The book is expertly performance and production makes it feel like one of the old radio dramatization they did in the70's and 80's. The characters are fresh and new unless you watch Star Wars Rebels on Disney XD. An excellent villain brings into mind some of the villains from the 50's Zorro television show. Story felt sparse in spots but like where it is headed. It is interesting that Lucasfilm / Disney decide that the future of Star Wars is so deeply rooted in the past. With episode VII coming out at the end of the year Rebels seems to be the only info that might glimpse into the future.
My love of Star Wars stretches back almost as far as I can remember. My dad bought, and still has, very early copies of the original trilogy on VHS that we watched countless times throughout my childhood. My first job at 14 years old in 1999 was at a little used bookstore called. It was there, with my employee discount that I really fell in love with reading and especially Star Wars novels. My first Star Wars novel was Heir to the Empire. I shortly thereafter read every one we had in stock and started special ordering all the ones we didn't and started reading all of the new series as they came out starting with the New Jedi Order.
When Disney bought Star Wars and Lucasfilm I was worried about what would happen to future novels. The Expanded Universe was and is very dear to me. I was even more worried when they said they would basically be rebooting the EU canon, but I was very excited about a new, unified canon throughout the films, novels, comics, video games, etc.
So it was with a lot of excitement and a lot of anxiety that I approached this book, and I'm happy to report that my fears and anxiety are gone and my excitement for future Star Wars novels is through the roof.
A New Dawn has a little bit of a slow, meandering start, but it picks up quickly after that with great action, comedy, well-developed characters, a satisfying and terrifying villain, and that very tangible Star Wars feel. I loved it.
My favorite character was hands down Zaluna. I loved everything about her. Pulled into something she didn't ask for and didn't quite understand, she still rose to heroics and sacrifice, all to honor a friend.
All of the character development in this book was very good and believable. Skelly, Kanan, Zaluna, Hera, all of them changed because of the story and the way the separate threads were woven together speaks very highly of Miller's ability as an author. The only character I wish I'd learned more about was Hera. Her past is still a mystery and I really hope they explore her backstory more in the TV show, Rebels.
This book does a very good job of standing alone as a novel even if the TV show wasn't coming afterwards, though it also does a good job of making me want to see the show.

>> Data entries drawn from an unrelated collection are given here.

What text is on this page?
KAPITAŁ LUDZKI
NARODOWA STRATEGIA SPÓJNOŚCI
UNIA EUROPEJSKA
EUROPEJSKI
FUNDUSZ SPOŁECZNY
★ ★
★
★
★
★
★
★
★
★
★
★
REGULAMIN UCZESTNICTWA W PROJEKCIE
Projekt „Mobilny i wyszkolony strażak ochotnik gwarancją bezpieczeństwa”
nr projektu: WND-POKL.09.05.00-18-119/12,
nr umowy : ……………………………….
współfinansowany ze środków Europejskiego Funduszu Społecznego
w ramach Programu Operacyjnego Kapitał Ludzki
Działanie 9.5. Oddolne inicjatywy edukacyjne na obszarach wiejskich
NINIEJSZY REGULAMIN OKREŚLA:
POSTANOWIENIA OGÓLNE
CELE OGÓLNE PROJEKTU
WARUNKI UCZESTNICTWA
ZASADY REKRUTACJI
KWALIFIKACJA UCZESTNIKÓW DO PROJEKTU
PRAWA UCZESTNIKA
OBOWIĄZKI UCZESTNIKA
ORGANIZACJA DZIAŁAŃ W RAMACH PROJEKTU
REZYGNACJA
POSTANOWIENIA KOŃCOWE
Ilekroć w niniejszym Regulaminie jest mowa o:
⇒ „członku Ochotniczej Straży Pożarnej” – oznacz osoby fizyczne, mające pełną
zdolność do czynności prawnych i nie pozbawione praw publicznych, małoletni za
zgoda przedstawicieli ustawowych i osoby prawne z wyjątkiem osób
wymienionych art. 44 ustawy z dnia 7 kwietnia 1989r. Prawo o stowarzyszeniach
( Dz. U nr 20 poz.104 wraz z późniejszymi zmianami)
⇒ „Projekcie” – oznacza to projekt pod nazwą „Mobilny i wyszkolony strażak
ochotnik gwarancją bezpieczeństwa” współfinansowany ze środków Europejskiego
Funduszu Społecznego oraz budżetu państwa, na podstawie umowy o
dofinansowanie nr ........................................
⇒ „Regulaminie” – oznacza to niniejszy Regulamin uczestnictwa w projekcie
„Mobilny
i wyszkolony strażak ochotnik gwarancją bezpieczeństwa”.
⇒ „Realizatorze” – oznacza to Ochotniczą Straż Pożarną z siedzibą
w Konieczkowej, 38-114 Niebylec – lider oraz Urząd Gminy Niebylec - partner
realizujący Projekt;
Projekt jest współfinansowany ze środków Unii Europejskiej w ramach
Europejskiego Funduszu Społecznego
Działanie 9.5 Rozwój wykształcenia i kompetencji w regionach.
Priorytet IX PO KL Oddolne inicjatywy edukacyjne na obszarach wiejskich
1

One last note, I listened to this book as an audio production from Audible, which is how I would recommend everyone read any Star Wars novel. The productions are always high quality. The sound effects and music make you feel even more like you are having that epic Star Wars experience, and the narration is really spectacular. Marc Thompson nailed it, he was a spectacular narrator.
This book made me laugh, cry, cheer, and reflect. I couldn't ask for more. I am incredibly stoked for the future of Star Wars, and I can't wait until I next get to visit that galaxy far, far away.
Marc Thompson is amazing, and really the only voice I prefer to listen to for the Starwars stories. You really can connect to the characters, and his voices are incredible! It is a little hard getting use to new characters thinking ahead and wondering how they play into what we already know, but I'm eager to find out!